Workshop ini merupakan upaya nyata untuk mempersiapkan Indonesia sebagai produsen baterai electric vehicle (EV) tingkat dunia. Dalam sambutannya, Prof. Dr. Evvy Kartini, Founder NBRI, menegaskan bahwa kepemilikan sumber daya nikel terbesar di dunia tidak akan berarti tanpa kemampuan teknologi untuk mengolahnya. “Untuk menjadi produsen, kita harus menguasai teknologinya. Walaupun kita memiliki tambang nikel yang melimpah, tanpa teknologi untuk mengolahnya menjadi produk bernilai tambah, hal itu tidak akan berguna,” ujar Prof. Evvy.
Acara workshop ini dimulai dengan penyampaian materi yang komprehensif tentang teknologi pemrosesan material baterai. Para peserta mendapatkan kesempatan untuk memahami lebih dalam tentang proses-proses kritis dalam produksi baterai, termasuk teknologi untuk memproses limonit menjadi Mixed Hydroxide Precipitate (MHP), yang kemudian diproses menjadi nikel sulfat sebagai komponen prekursor baterai listrik. Prof. Evvy menjelaskan bahwa teknologi ini sangat diperlukan untuk mendukung industri baterai EV di Indonesia.
Selain aspek teknologi, Prof. Evvy juga menekankan pentingnya pengembangan sumber daya manusia yang mampu menguasai dan mengimplementasikan teknologi dengan baik dan benar. “Alih fungsi teknologi memerlukan peningkatan kualitas manusia yang mampu menguasai teknologi dengan baik, benar, dan tepat,” katanya.
Workshop ini bukan hanya sekedar sesi ceramah, tetapi juga melibatkan sesi tanya jawab yang interaktif, di mana para peserta dapat berdiskusi langsung dengan para ahli. Selain itu, sesi percobaan memberikan kesempatan kepada peserta untuk melihat dan mencoba langsung berbagai proses pemrosesan material baterai.
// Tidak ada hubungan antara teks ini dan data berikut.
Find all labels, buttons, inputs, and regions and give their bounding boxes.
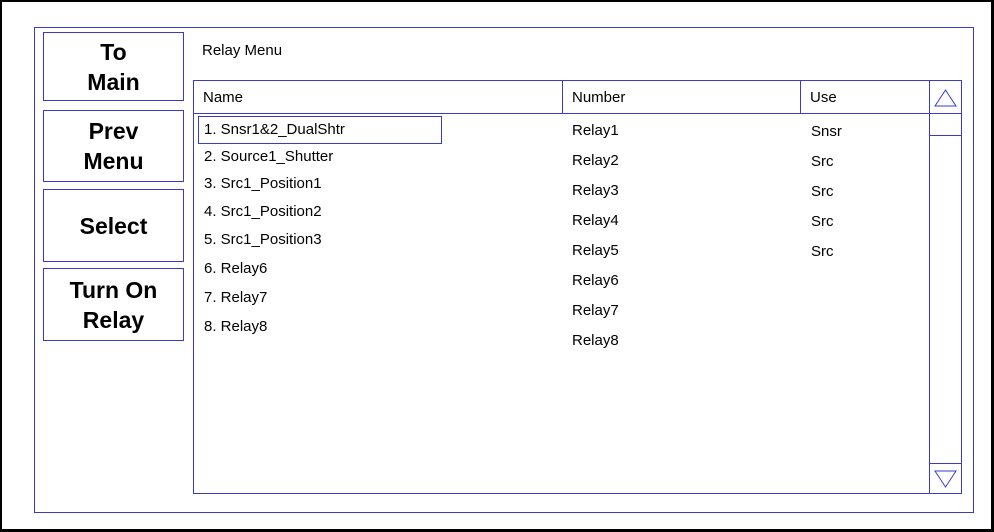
list-item-name[interactable]: 2. Source1_Shutter [204, 148, 333, 165]
turn-on-relay-button[interactable]: Turn On Relay [43, 268, 184, 341]
column-header-use[interactable]: Use [801, 81, 930, 114]
select-button[interactable]: Select [43, 189, 184, 262]
scroll-down-button[interactable] [930, 463, 961, 493]
list-item-name[interactable]: 3. Src1_Position1 [204, 175, 322, 192]
menu-title: Relay Menu [202, 42, 283, 59]
triangle-up-icon [934, 89, 957, 107]
to-main-label: To Main [87, 38, 140, 95]
list-item-number[interactable]: Relay6 [572, 272, 619, 289]
to-main-button[interactable]: To Main [43, 32, 184, 101]
list-item-number[interactable]: Relay7 [572, 302, 619, 319]
list-item-number[interactable]: Relay1 [572, 122, 619, 139]
scroll-thumb[interactable] [930, 114, 961, 136]
prev-menu-button[interactable]: Prev Menu [43, 110, 184, 182]
list-item-name[interactable]: 7. Relay7 [204, 289, 267, 306]
list-item-name[interactable]: 4. Src1_Position2 [204, 203, 322, 220]
list-item-number[interactable]: Relay3 [572, 182, 619, 199]
list-item-name[interactable]: 1. Snsr1&2_DualShtr [204, 121, 345, 138]
list-item-use[interactable]: Src [811, 153, 834, 170]
list-item-name[interactable]: 8. Relay8 [204, 318, 267, 335]
list-item-use[interactable]: Snsr [811, 123, 842, 140]
list-item-use[interactable]: Src [811, 243, 834, 260]
prev-menu-label: Prev Menu [83, 118, 144, 174]
scroll-up-button[interactable] [930, 81, 961, 114]
vertical-scrollbar[interactable] [929, 81, 961, 493]
column-header-name[interactable]: Name [194, 81, 562, 114]
select-label: Select [79, 212, 148, 239]
list-item-use[interactable]: Src [811, 213, 834, 230]
list-item-number[interactable]: Relay8 [572, 332, 619, 349]
list-item-number[interactable]: Relay4 [572, 212, 619, 229]
triangle-down-icon [934, 470, 957, 488]
list-item-number[interactable]: Relay2 [572, 152, 619, 169]
list-item-use[interactable]: Src [811, 183, 834, 200]
column-header-number[interactable]: Number [563, 81, 800, 114]
list-item-number[interactable]: Relay5 [572, 242, 619, 259]
list-item-name[interactable]: 6. Relay6 [204, 260, 267, 277]
relay-list: Name Number Use 1. Snsr1&2_DualShtr 2. S… [193, 80, 962, 494]
list-item-name[interactable]: 5. Src1_Position3 [204, 231, 322, 248]
turn-on-relay-label: Turn On Relay [69, 276, 158, 333]
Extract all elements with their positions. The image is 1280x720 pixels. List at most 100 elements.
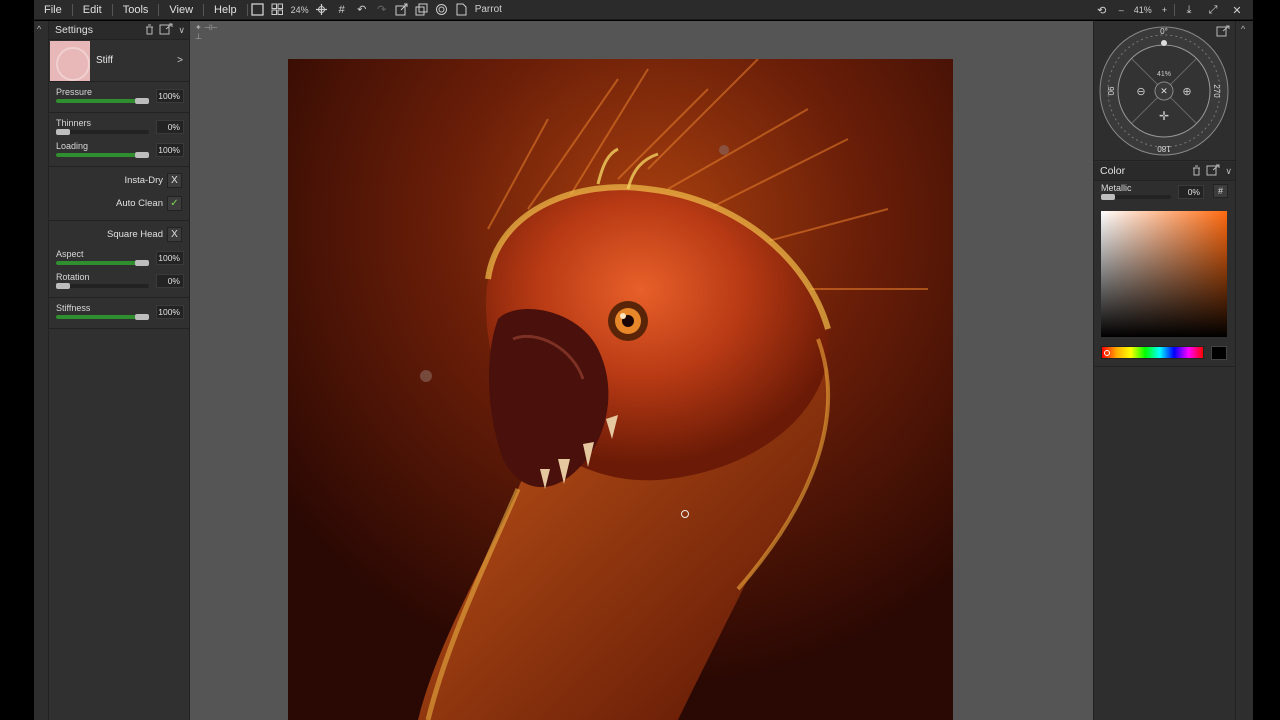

Devy Tri Nurmala, Head of Commercial Marketing dari PT. Merck Chemicals and Life Science Indonesia, juga turut hadir dan berbagi pengalaman tentang kontribusi Merck dalam industri baterai. Merck, yang telah berdiri selama 350 tahun secara global dan hadir di Indonesia sejak tahun 1970, memiliki keahlian dan pengetahuan luas dalam bidang life sciences dan material sains. “Kami memiliki pengalaman dan pengetahuan yang mendalam, serta kapabilitas dalam pengembangan ekosistem baterai,” ujar Devy. Dia menambahkan bahwa Merck memiliki solusi rangkaian produk dari hulu hingga hilir untuk pengembangan industri baterai di Indonesia.
Acara ini juga dihadiri oleh berbagai pihak, termasuk dari perusahaan swasta, konsultan serta perwakilan dari Kementerian Maritim dan Investasi. Kehadiran mereka menunjukkan dukungan penuh terhadap inisiatif ini dan pentingnya kolaborasi antara industri, akademisi, dan pemerintah dalam memajukan teknologi baterai di Indonesia.
Di akhir sesi, Prof. Evvy menyoroti pentingnya regulasi yang mendukung pengolahan nikel menjadi produk bernilai tambah, serta target ambisius Indonesia salah satunya untuk memproduksi 13 juta kendaraan listrik roda dua. “Dengan regulasi yang tepat dan dukungan dari semua pihak, kita bisa mencapai target ini dan membawa Indonesia menjadi pemain utama dalam industri baterai EV global,” tutupnya.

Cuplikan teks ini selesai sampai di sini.